Choose who in the client org receives the simulation. Hook offers three recipient modes for a single-client campaign:

  • All users — every active user in the selected client.
  • Include specific groups — only users in the groups you check.
  • Exclude specific groups — everyone except users in the groups you check.

Group lists are scoped to the client you picked in step 1, so the groups you see are the client's groups — not a merged view across your book. Each group row shows a member count badge. As you change your selection, the Estimated recipients card at the bottom updates live.

Multi-client targeting collapses to all users

If you selected more than one org in step 1, this step is replaced by a banner explaining that all users in each org will receive the campaign. Group-based targeting requires a single-org selection.

Template

Pick the phishing email. The template list shows name, subject, a short description, and badges for Difficulty (Easy / Medium / Hard) and Category. Search by name or subject; filter by category, difficulty, or sort. Hover any row and click Preview to render the full email and landing page in a side sheet.
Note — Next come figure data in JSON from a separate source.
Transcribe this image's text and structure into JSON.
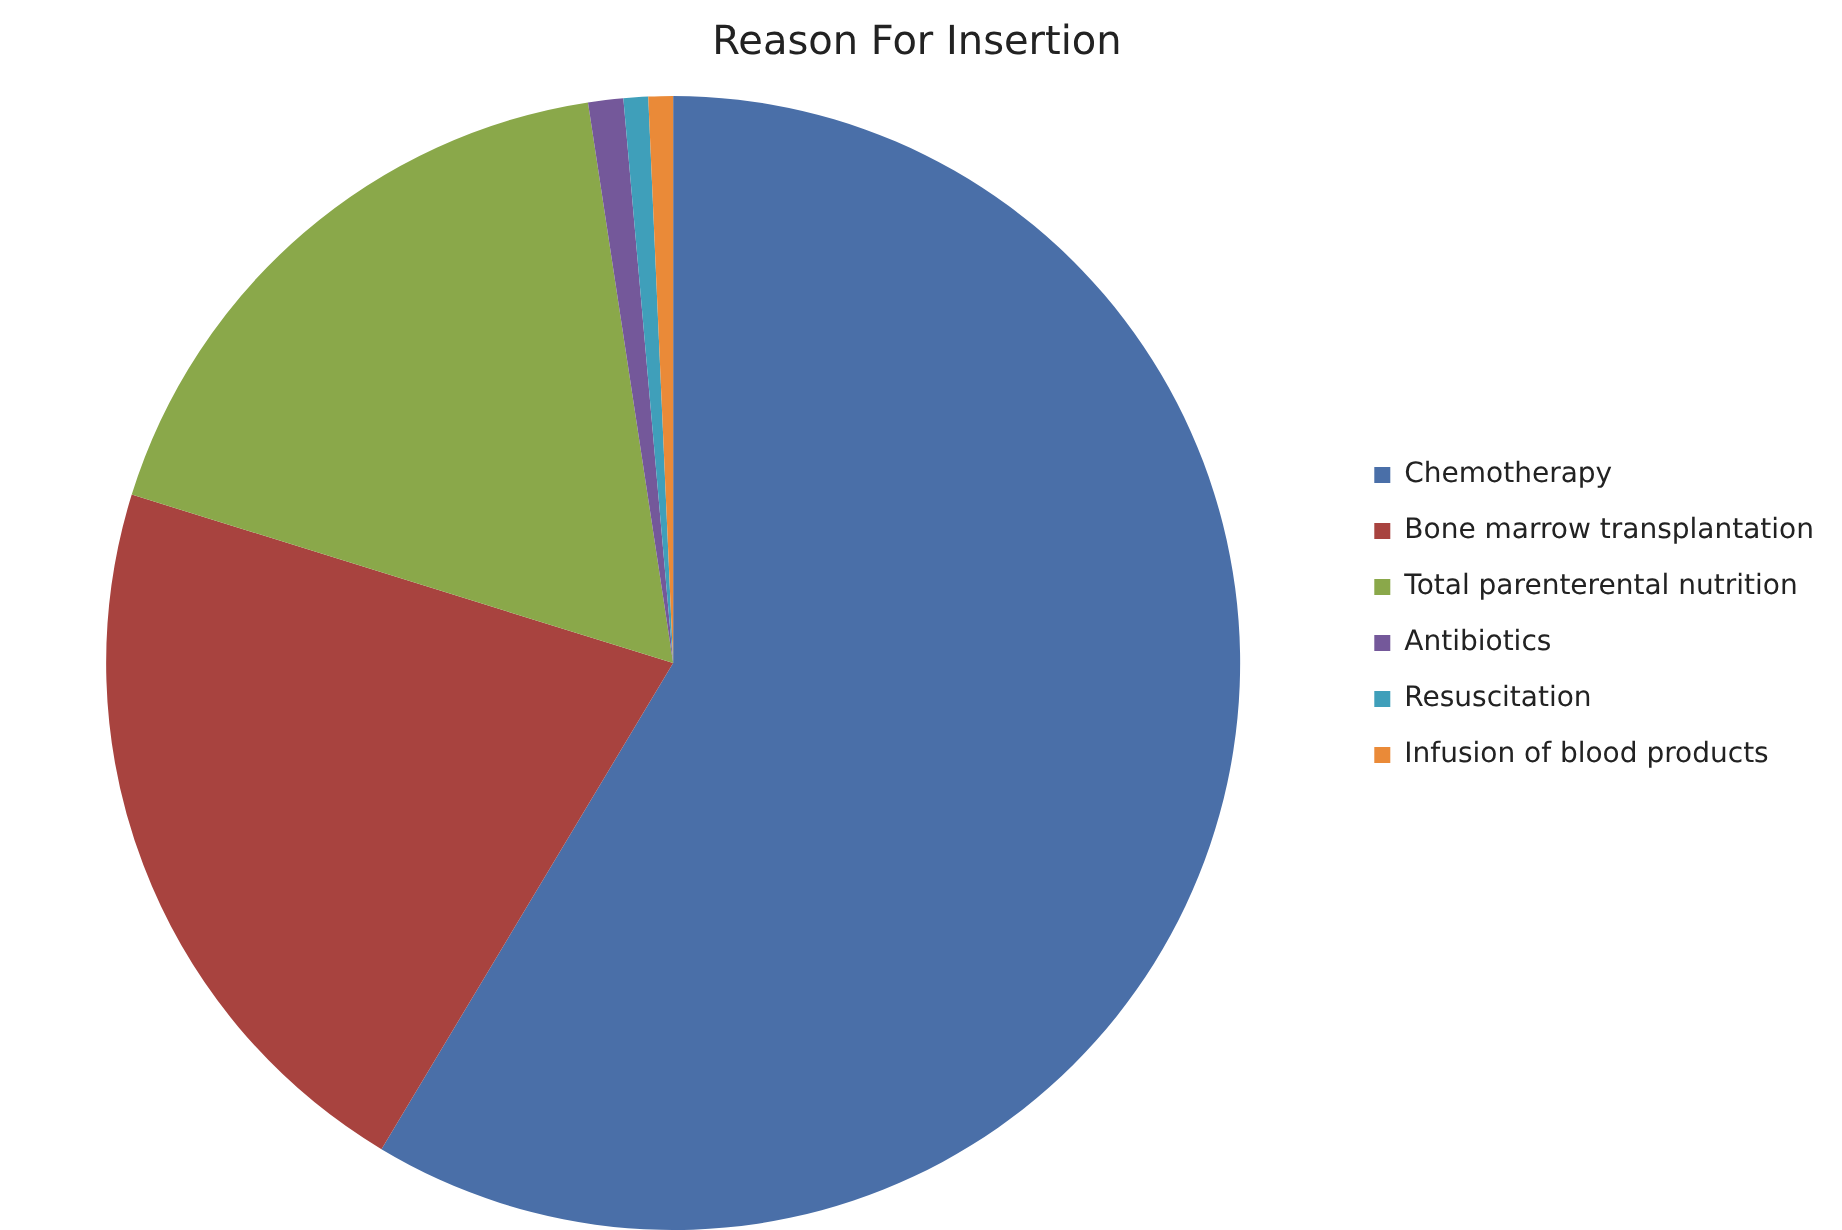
{
  "chart_data": {
    "type": "pie",
    "title": "Reason For Insertion",
    "categories": [
      "Chemotherapy",
      "Bone marrow transplantation",
      "Total parenterental nutrition",
      "Antibiotics",
      "Resuscitation",
      "Infusion of blood products"
    ],
    "values": [
      58.6,
      21.2,
      17.8,
      1.0,
      0.7,
      0.7
    ],
    "colors": [
      "#4a6fa8",
      "#a8433f",
      "#8aa84a",
      "#74589a",
      "#3f9fba",
      "#ea8a38"
    ],
    "legend": "right"
  }
}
The template library you see here is the shared MSP catalog — the same stock and custom templates you'd see in any of your clients' org portals. Click a row to select it; a green check appears on the selected card.

Review & Launch

The final step lays out everything: the Organizations badge row, the campaign name and description, Timing (Immediate), recipient mode plus estimated count, and the chosen template with its category and difficulty. The green Ready to launch banner restates the audience in plain English.

Click Launch Campaign for 1 Organization. Hook creates the campaign in the client's org, syncs it to the underlying delivery provider, and drops you on a results screen showing each org's launch status, the campaign ID, and the enrolled user count. From there, click Go to Campaigns to return to /msp/phishing — the new campaign is at the top.

Monitor the campaign

Click the new row in /msp/phishing to open the campaign detail at /msp/phishing/<campaign-id>. The page is the MSP-portal mirror of the org-side view, with one extra header line for the Organization name so you don't lose track of which client you're looking at.

You'll see:

  • A status badge (Pending, Active, Completed, Failed) and a Refresh button.
  • A stats strip with five tiles: Enrolled, Sent, Opened, Clicked, Reported. Sent / Opened / Clicked / Reported start filling in once delivery begins.
  • A Campaign Info card with the client name, type, template, start date, created timestamp, and the upstream campaign ID.
  • An Enrolled Users table scoped to the client.

The full report — KPIs, risk score, recommended training, share / export controls — lives at the org-level Reports surface inside that client. The interpretation is identical regardless of which portal launched it; see Read the executive summary report for the breakdown.

MSP-specific things to know

Branding, billing, and visibility

  • Per-client branding. Outbound phishing emails and the landing page render with the client's phishing domain and from-name, not your MSP's. A campaign launched from /msp/phishing/campaign for acme-coffee.test looks identical to one launched from the client's own portal.
  • Billing impact. Each enrolled user in a phishing campaign counts against that client's seat usage in the same way as a direct org-admin launch — there's no separate MSP-launched meter.
  • Visibility for the client admin. The campaign appears in the client's own /org/phishing list immediately, with the same name and template you picked. Don't pick an internal-only name (like "Steve from Acme keeps clicking") that you wouldn't want their org admin to see.

Common pitfalls

  • A "Not configured" client looks selectable but isn't. The checkbox is disabled and tooltipped, but the row still shows in the list. If you don't see your client as Ready, finish the PhishingBox provisioning step in Manage client accounts before starting the wizard.
  • Switching orgs in step 1 wipes step 3. Changing your selection in Select Orgs resets your group selection in Targeting and the estimated user count, since groups are org-specific. Pick the client first, then build out targeting.